4. Your stress levels: A study by Swiss scientists found that when anxious people ate dark chocolate, their levels of stress hormones significantly decreased.
5. Your skin: Eating chocolate high in flavonol has been found to double the amount of time it takes to develop the redness indicating sunburn
If you’re trying to squeeze cardio into your busy schedule, look no further than jump rope. Stick one in your dance bag for short aerobic bursts between rehearsals. Though simple, jumping rope gives you loads of benefits: It sharpens coordination and balance, tones the legs, gets your heart pumping and burns up to 13 calories per minute.
If you have a long afternoon of rehearsals ahead of you, add half of an avocado to your lunchtime salad, soup or sandwich. Avocados are packed with fiber to keep you full, and a recent study published in Nutrition Journal proved it: Those who had half an avocado with their lunch felt 26 percent more satisfied three hours later when compared to those who didn’t. Say good-bye to the four o’clock slump!
Love Your Adagio
The next time your leg is trembling during an agonizingly slow développé during adagio, consider this: According to research from the University of Cincinnati, physical activity that focuses on breath and gentle movement helps relieve stress later on.
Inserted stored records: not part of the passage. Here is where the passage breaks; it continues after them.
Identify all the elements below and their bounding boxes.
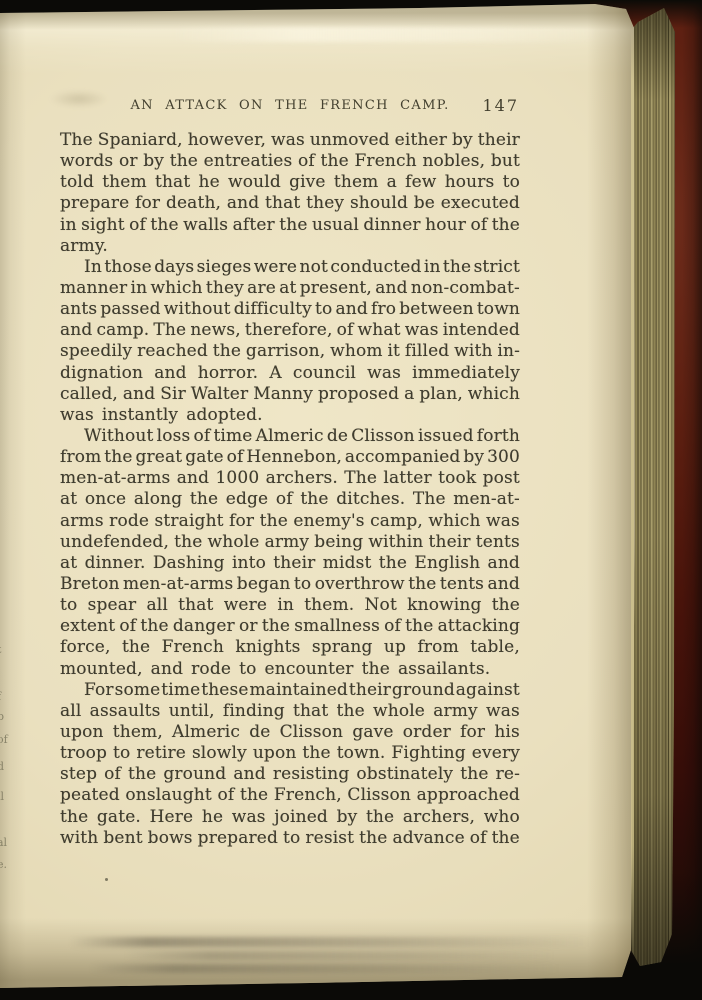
word: the — [300, 489, 328, 510]
word: at — [60, 553, 77, 574]
word: who — [484, 807, 520, 828]
word: against — [456, 680, 520, 701]
edge-text-fragment: al — [0, 838, 7, 848]
word: they — [306, 193, 344, 214]
word: whole — [208, 532, 260, 553]
word: passed — [100, 299, 160, 320]
word: are — [247, 278, 276, 299]
word: upon — [253, 743, 297, 764]
word: for — [135, 193, 160, 214]
word: force, — [60, 637, 111, 658]
word: them — [334, 172, 379, 193]
word: by — [452, 130, 473, 151]
word: forth — [477, 426, 520, 447]
word: their — [349, 680, 391, 701]
text-line: fromthegreatgateofHennebon,accompaniedby… — [60, 447, 520, 468]
word: tents — [476, 532, 520, 553]
word: words — [60, 151, 113, 172]
word: knowing — [407, 595, 481, 616]
word: archers. — [266, 468, 338, 489]
word: their — [478, 130, 520, 151]
word: were — [254, 257, 297, 278]
word: but — [491, 151, 520, 172]
word: the — [104, 447, 132, 468]
word: at — [279, 278, 296, 299]
word: men-at- — [453, 489, 520, 510]
word: began — [237, 574, 291, 595]
word: camp, — [370, 511, 423, 532]
word: sprang — [312, 637, 373, 658]
text-line: Bretonmen-at-armsbegantooverthrowthetent… — [60, 574, 520, 595]
text-line: Forsometimethesemaintainedtheirgroundaga… — [60, 680, 520, 701]
word: and — [336, 299, 368, 320]
word: prepare — [60, 193, 129, 214]
word: gate — [185, 447, 224, 468]
text-line: force,theFrenchknightssprangupfromtable, — [60, 637, 520, 658]
word: the — [492, 215, 520, 236]
text-line: army. — [60, 236, 520, 257]
word: was — [232, 807, 266, 828]
word: should — [350, 193, 408, 214]
word: and — [227, 193, 259, 214]
word: latter — [383, 468, 431, 489]
word: to — [283, 828, 300, 849]
word: unmoved — [310, 130, 390, 151]
edge-text-fragment: d — [0, 762, 4, 772]
word: army — [433, 701, 478, 722]
word: horror. — [198, 363, 258, 384]
word: Clisson — [280, 722, 344, 743]
edge-text-fragment: e. — [0, 860, 7, 870]
word: in- — [497, 341, 520, 362]
word: whom — [330, 341, 382, 362]
word: The — [413, 489, 446, 510]
word: which — [428, 511, 480, 532]
word: assaults — [90, 701, 161, 722]
word: council — [293, 363, 356, 384]
word: or — [239, 616, 258, 637]
word: hours — [445, 172, 495, 193]
word: at — [60, 489, 77, 510]
word: walls — [183, 215, 228, 236]
word: the — [460, 764, 488, 785]
word: without — [164, 299, 231, 320]
word: which — [468, 384, 520, 405]
word: spear — [88, 595, 137, 616]
word: proposed — [318, 384, 399, 405]
ink-speck — [105, 878, 108, 881]
word: to — [315, 299, 332, 320]
word: of — [218, 785, 235, 806]
word: men-at-arms — [60, 468, 170, 489]
page-content: AN ATTACK ON THE FRENCH CAMP. 147 TheSpa… — [60, 96, 520, 849]
word: immediately — [412, 363, 520, 384]
word: Sir — [160, 384, 186, 405]
word: great — [135, 447, 182, 468]
scanned-book-photo: AN ATTACK ON THE FRENCH CAMP. 147 TheSpa… — [0, 0, 702, 1000]
word: in — [60, 215, 77, 236]
word: would — [228, 172, 281, 193]
running-header: AN ATTACK ON THE FRENCH CAMP. 147 — [60, 96, 520, 130]
word: was — [271, 130, 305, 151]
word: within — [368, 532, 423, 553]
word: smallness — [294, 616, 380, 637]
word: the — [240, 785, 268, 806]
word: Fighting — [391, 743, 465, 764]
word: of — [298, 151, 315, 172]
word: ants — [60, 299, 97, 320]
word: Not — [365, 595, 397, 616]
text-line: mounted, and rode to encounter the assai… — [60, 659, 520, 680]
word: called, — [60, 384, 118, 405]
word: obstinately — [356, 764, 453, 785]
text-line: withbentbowspreparedtoresisttheadvanceof… — [60, 828, 520, 849]
word: issued — [418, 426, 474, 447]
word: time — [213, 426, 252, 447]
edge-text-fragment: b — [0, 712, 4, 722]
word: and — [154, 363, 186, 384]
word: slowly — [192, 743, 247, 764]
word: resist — [305, 828, 354, 849]
word: hour — [425, 215, 466, 236]
word: news, — [190, 320, 240, 341]
word: Clisson — [351, 426, 415, 447]
word: of — [470, 215, 487, 236]
word: of — [129, 215, 146, 236]
word: the — [492, 595, 520, 616]
word: knights — [235, 637, 300, 658]
word: what — [358, 320, 401, 341]
word: Clisson — [347, 785, 411, 806]
word: dinner — [363, 215, 420, 236]
word: French — [354, 151, 416, 172]
word: French — [162, 637, 224, 658]
word: was — [367, 363, 401, 384]
word: those — [104, 257, 152, 278]
word: midst — [323, 553, 372, 574]
word: it — [387, 341, 400, 362]
word: of — [193, 426, 210, 447]
word: 300 — [487, 447, 520, 468]
word: Spaniard, — [98, 130, 183, 151]
word: the — [122, 637, 150, 658]
word: by — [143, 151, 164, 172]
text-line: atdinner.DashingintotheirmidsttheEnglish… — [60, 553, 520, 574]
word: from — [60, 447, 101, 468]
text-line: thegate.Herehewasjoinedbythearchers,who — [60, 807, 520, 828]
word: and — [177, 468, 209, 489]
word: army — [265, 532, 310, 553]
word: garrison, — [246, 341, 325, 362]
word: the — [405, 616, 433, 637]
page-body: TheSpaniard,however,wasunmovedeitherbyth… — [60, 130, 520, 849]
text-line: tospearallthatwereinthem.Notknowingthe — [60, 595, 520, 616]
word: between — [399, 299, 473, 320]
text-line: antspassedwithoutdifficultytoandfrobetwe… — [60, 299, 520, 320]
word: maintained — [250, 680, 348, 701]
word: the — [140, 616, 168, 637]
word: filled — [405, 341, 449, 362]
word: A — [269, 363, 281, 384]
word: and — [60, 320, 92, 341]
word: enemy's — [293, 511, 364, 532]
word: Almeric — [256, 426, 324, 447]
word: in — [424, 257, 441, 278]
word: the — [408, 574, 436, 595]
word: strict — [474, 257, 520, 278]
word: they — [206, 278, 244, 299]
edge-text-fragment: of — [0, 735, 8, 745]
word: up — [384, 637, 406, 658]
page-edge-highlight — [631, 26, 634, 956]
word: was — [486, 701, 520, 722]
word: their — [273, 553, 315, 574]
word: of — [470, 828, 487, 849]
word: and — [123, 384, 155, 405]
word: step — [60, 764, 97, 785]
text-line: mannerinwhichtheyareatpresent,andnon-com… — [60, 278, 520, 299]
word: that — [178, 595, 213, 616]
word: in — [277, 595, 294, 616]
word: upon — [60, 722, 104, 743]
text-line: speedilyreachedthegarrison,whomitfilledw… — [60, 341, 520, 362]
text-line: dignationandhorror.Acouncilwasimmediatel… — [60, 363, 520, 384]
word: them — [102, 172, 147, 193]
word: death, — [166, 193, 221, 214]
word: Manny — [253, 384, 313, 405]
word: de — [249, 722, 270, 743]
word: joined — [274, 807, 328, 828]
word: executed — [441, 193, 520, 214]
word: the — [359, 828, 387, 849]
word: ditches. — [336, 489, 405, 510]
word: Almeric — [172, 722, 240, 743]
word: resisting — [273, 764, 350, 785]
word: which — [150, 278, 202, 299]
word: for — [229, 511, 254, 532]
word: overthrow — [315, 574, 405, 595]
word: Here — [150, 807, 194, 828]
word: table, — [470, 637, 520, 658]
word: that — [293, 701, 328, 722]
word: order — [403, 722, 451, 743]
text-line: wordsorbytheentreatiesoftheFrenchnobles,… — [60, 151, 520, 172]
word: Breton — [60, 574, 120, 595]
word: conducted — [330, 257, 421, 278]
word: for — [460, 722, 485, 743]
word: the — [443, 257, 471, 278]
word: the — [128, 764, 156, 785]
book-page: AN ATTACK ON THE FRENCH CAMP. 147 TheSpa… — [0, 0, 702, 1000]
word: a — [404, 384, 414, 405]
word: present, — [300, 278, 372, 299]
word: after — [233, 215, 275, 236]
word: time — [161, 680, 200, 701]
word: them, — [113, 722, 163, 743]
text-line: andcamp.Thenews,therefore,ofwhatwasinten… — [60, 320, 520, 341]
word: retire — [136, 743, 186, 764]
word: he — [202, 807, 223, 828]
text-line: armsrodestraightfortheenemy'scamp,whichw… — [60, 511, 520, 532]
word: them. — [304, 595, 354, 616]
word: of — [104, 764, 121, 785]
word: some — [115, 680, 161, 701]
word: English — [414, 553, 480, 574]
word: the — [279, 215, 307, 236]
text-line: called,andSirWalterMannyproposedaplan,wh… — [60, 384, 520, 405]
word: their — [429, 532, 471, 553]
word: that — [155, 172, 190, 193]
word: The — [153, 320, 186, 341]
text-line: was instantly adopted. — [60, 405, 520, 426]
word: straight — [155, 511, 224, 532]
word: approached — [417, 785, 520, 806]
word: be — [414, 193, 435, 214]
word: entreaties — [204, 151, 293, 172]
word: the — [170, 151, 198, 172]
word: nobles, — [422, 151, 485, 172]
word: not — [299, 257, 327, 278]
paper-bottom-smear — [90, 964, 560, 973]
word: or — [119, 151, 138, 172]
page-number: 147 — [482, 96, 519, 115]
text-line: peatedonslaughtoftheFrench,Clissonapproa… — [60, 785, 520, 806]
word: he — [199, 172, 220, 193]
word: in — [131, 278, 148, 299]
word: with — [60, 828, 98, 849]
word: town — [477, 299, 520, 320]
word: by — [463, 447, 484, 468]
word: the — [302, 743, 330, 764]
text-line: toldthemthathewouldgivethemafewhoursto — [60, 172, 520, 193]
word: once — [85, 489, 126, 510]
text-line: trooptoretireslowlyuponthetown.Fightinge… — [60, 743, 520, 764]
word: reached — [137, 341, 208, 362]
word: gate. — [97, 807, 141, 828]
word: peated — [60, 785, 120, 806]
word: the — [60, 807, 88, 828]
word: For — [84, 680, 114, 701]
word: Without — [84, 426, 153, 447]
word: all — [60, 701, 81, 722]
word: to — [60, 595, 77, 616]
word: was — [405, 320, 439, 341]
word: ground — [163, 764, 226, 785]
word: were — [224, 595, 267, 616]
word: manner — [60, 278, 127, 299]
edge-text-fragment: il — [0, 792, 4, 802]
word: took — [438, 468, 476, 489]
word: the — [213, 341, 241, 362]
word: along — [134, 489, 182, 510]
word: with — [454, 341, 492, 362]
word: of — [227, 447, 244, 468]
word: bows — [148, 828, 193, 849]
word: the — [492, 828, 520, 849]
word: sieges — [197, 257, 252, 278]
word: the — [337, 701, 365, 722]
word: into — [232, 553, 266, 574]
word: accompanied — [345, 447, 461, 468]
word: Dashing — [153, 553, 225, 574]
word: bent — [103, 828, 142, 849]
word: the — [321, 151, 349, 172]
word: sight — [81, 215, 125, 236]
text-line: stepofthegroundandresistingobstinatelyth… — [60, 764, 520, 785]
running-header-title: AN ATTACK ON THE FRENCH CAMP. — [60, 98, 520, 113]
word: however, — [188, 130, 266, 151]
word: prepared — [198, 828, 278, 849]
word: and — [375, 278, 407, 299]
word: dinner. — [85, 553, 146, 574]
page-fore-edge-stack — [628, 4, 676, 968]
text-line: allassaultsuntil,findingthatthewholearmy… — [60, 701, 520, 722]
word: ground — [392, 680, 455, 701]
word: loss — [157, 426, 191, 447]
word: undefended, — [60, 532, 169, 553]
word: these — [201, 680, 248, 701]
word: give — [289, 172, 326, 193]
word: being — [314, 532, 363, 553]
word: de — [327, 426, 348, 447]
word: tents — [440, 574, 484, 595]
word: French, — [274, 785, 342, 806]
word: whole — [373, 701, 425, 722]
word: the — [174, 532, 202, 553]
word: of — [119, 616, 136, 637]
word: the — [260, 511, 288, 532]
word: every — [472, 743, 520, 764]
word: the — [366, 807, 394, 828]
word: that — [265, 193, 300, 214]
word: extent — [60, 616, 115, 637]
word: troop — [60, 743, 107, 764]
word: The — [344, 468, 377, 489]
word: a — [387, 172, 397, 193]
text-line: men-at-armsand1000archers.Thelattertookp… — [60, 468, 520, 489]
word: rode — [109, 511, 149, 532]
text-line: atoncealongtheedgeoftheditches.Themen-at… — [60, 489, 520, 510]
word: edge — [226, 489, 269, 510]
word: and — [488, 553, 520, 574]
word: the — [262, 616, 290, 637]
word: 1000 — [215, 468, 259, 489]
word: either — [395, 130, 447, 151]
word: all — [146, 595, 167, 616]
word: difficulty — [234, 299, 312, 320]
word: re- — [496, 764, 520, 785]
word: from — [417, 637, 458, 658]
paper-bottom-smear — [70, 937, 590, 947]
word: therefore, — [245, 320, 333, 341]
word: of — [384, 616, 401, 637]
word: his — [494, 722, 520, 743]
edge-text-fragment: t — [0, 645, 1, 655]
word: camp. — [97, 320, 150, 341]
word: of — [337, 320, 354, 341]
word: plan, — [419, 384, 463, 405]
word: was — [486, 511, 520, 532]
text-line: extentofthedangerorthesmallnessoftheatta… — [60, 616, 520, 637]
word: In — [84, 257, 102, 278]
word: archers, — [403, 807, 475, 828]
text-line: WithoutlossoftimeAlmericdeClissonissuedf… — [60, 426, 520, 447]
word: and — [487, 574, 519, 595]
word: the — [190, 489, 218, 510]
text-line: uponthem,AlmericdeClissongaveorderforhis — [60, 722, 520, 743]
word: and — [233, 764, 265, 785]
edge-text-fragment: f — [0, 692, 1, 702]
Your Cross-Training Soundtrack
If anyone knows about pushing their bodies to the limit, it’s dancers. But what if you could work past your own perceived threshold? New research published in Medicine & Science in Sports & Exercise found that music can be a good motivator, not just when you’re going for an easy session on the elliptical, but when you’re working at high-intensity, muscle-exhausting intervals. In the study, participants did 30-second bursts of stationary bicycling, pushing themselves as hard as possible. When they cycled while listening to a soundtrack of their favorite music, the workout still felt difficult, but they were able to work harder than when they pedaled in silence. So be sure to charge your iPod before hitting the gym—you’ll get more out of your workout when you jam to your favorite tunes.
Smell to Excel
Ballet dancers are sensory experts: hearing the nuances of music, adjusting their eyes under harsh stage lighting, feeling their feet working against the floor and negotiating the touch of a partner’s hand. But have you considered how your sense of smell might help your dancing? Research shows that certain scents evoke different psychological reactions. Applying scented lotion or giving yourself a spritz of perfume just might help you take your dance game to the next level.
To calm pre-audition nerves, try lavender. Studies show it can lower stress hormones.
If you’re feeling sluggish and need a boost before rehearsal, try citrus scents like orange or grapefruit, which may increase your energy.
Trying to find your own unique take on Juliet or Kitri? Cinnamon-vanilla scents seem to be linked with creativity.
If your muscles are aching, peppermint oil may help relieve tension.
Gobble down your Thanksgiving feast guilt-free this year. Researchers from the University of Michigan, Ann Arbor, recently found that women who performed moderate-intensity cardio exercise before overeating actually increased their metabolism. Instead of turning into love handles, the calories were used to refuel their muscles. So while the turkey is cooking in the oven, hit the bike or elliptical machine for at least 30 minutes.